Both Sides Now: Law Firms, Law Departments, and Proactive Problem-Solving

In a pair of posts this week on 3 Geeks and a Law Blog, Toby Brown and Susan Hackett discuss the role of law departments and outside counsel in solving legal problems before they happen.  Brown kicked off the subject on Monday by discussing how companies approach compliance and preventative legal work:

First – my sister works in compliance for a bank. She is not part of the legal department. Compliance is easily re-named as preventative law. So why isn’t it part of legal?

Second – at a former firm I helped develop a Litigation Readiness Audit service. The service was designed to help clients be better prepared for e-discovery, so they would not be hit with large costs when litigation occurred. Very few clients were interested in this. Their response “I don’t have a budget for that.”

Brown goes on to argue that law departments, like lawyers in general, tend to be backwards looking (a phenomenon he calls the Paradigm of Precedence).  This tendency makes proactive problem-solving a challenge, even when the goal is to reduce the necessity and cost of future legal problems.  According to Brown, the challenge for lawyers who want to provide greater value to their clients is in convincing those clients to spend money on a problem that has not yet occurred.

Susan Hackett, former general counsel of the Association of Corporate Counsel, disagrees.  She argues that law departments are far more involved in compliance issues than outside counsel may think based on their client relationship:

While they spent the majority of their budgets on outside counsel who are retained to work on that which requires remedial attention, in-house lawyers spend the majority of their time on preventive law: counseling, advocacy, internal compliance and training, strategic business advice, internal meetings, and so on. It’s no wonder that law firms don’t see much of this – that’s not what they’re hired to do.

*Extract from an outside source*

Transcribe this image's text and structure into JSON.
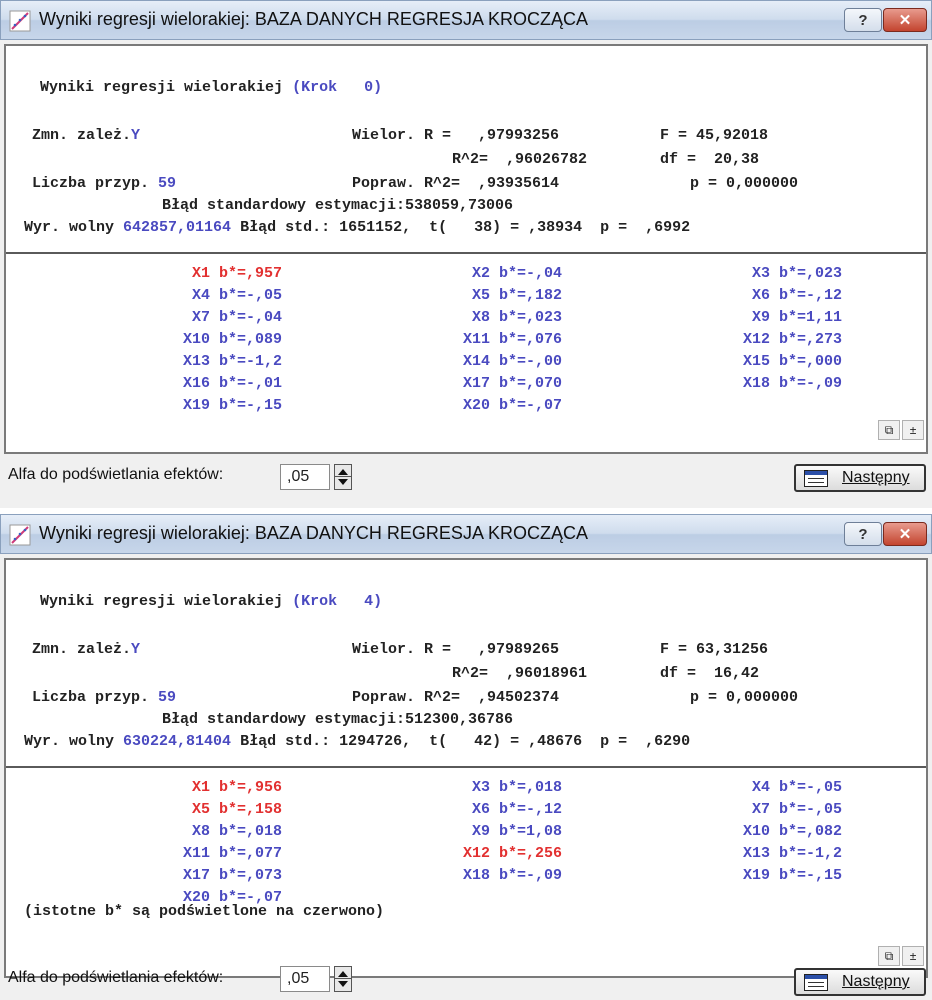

This perspective shifts the debate somewhat.  As Hackett goes on to discuss, the question becomes not one of convincing law departments to engage in forward-looking problem solving, but instead whether outside counsel should be involved in the preventative and compliance activity of their clients.  Law firms on the hunt for ways to compete in a low-growth economic environment would no doubt say that yes, their involvement is essential.  And Hackett agrees, provided the approach makes sense.  She recounts how the general counsel of Stanford University brought in outside counsel to do preventative legal work based on their experience remediating the University’s past legal challenges.  Hackett describes the result as a win-win:

Lo and behold, the client got the benefit of more problems prevented than remedied, the firms were paid more than they were making before to handle problems and were focusing on how to keep the milk in the glass (which many of their lawyers found strangely satisfying!), and total legal spend went down drastically. Mike [Roster, GC of Stanford,] paid litigators to turn their brilliant minds to helping the company avoid litigation; he eliminated the need to pay a larger staff of in-house counsel to perform this function by setting up the firm’s retention to offer preventive compliance services on an incentive fee.

Brown and Hackett wind up on the same side of the issue with albeit nuanced perspectives.  Both agree that outside counsel can offer real value in the form of preventative legal advice.  The problem that remains, however, is how to enable a forward-looking relationship between a law firm and a client.  Brown provides an example that did not work – he approached firms with a forward-looking solution and was rebuffed for financial reasons.  Hackett counters with a successful example in the form of Stanford University, but the initiative in that situation came entirely from the client.  The challenge, as Brown rightly points out in his original post, is in how law firms might initiate such a relationship.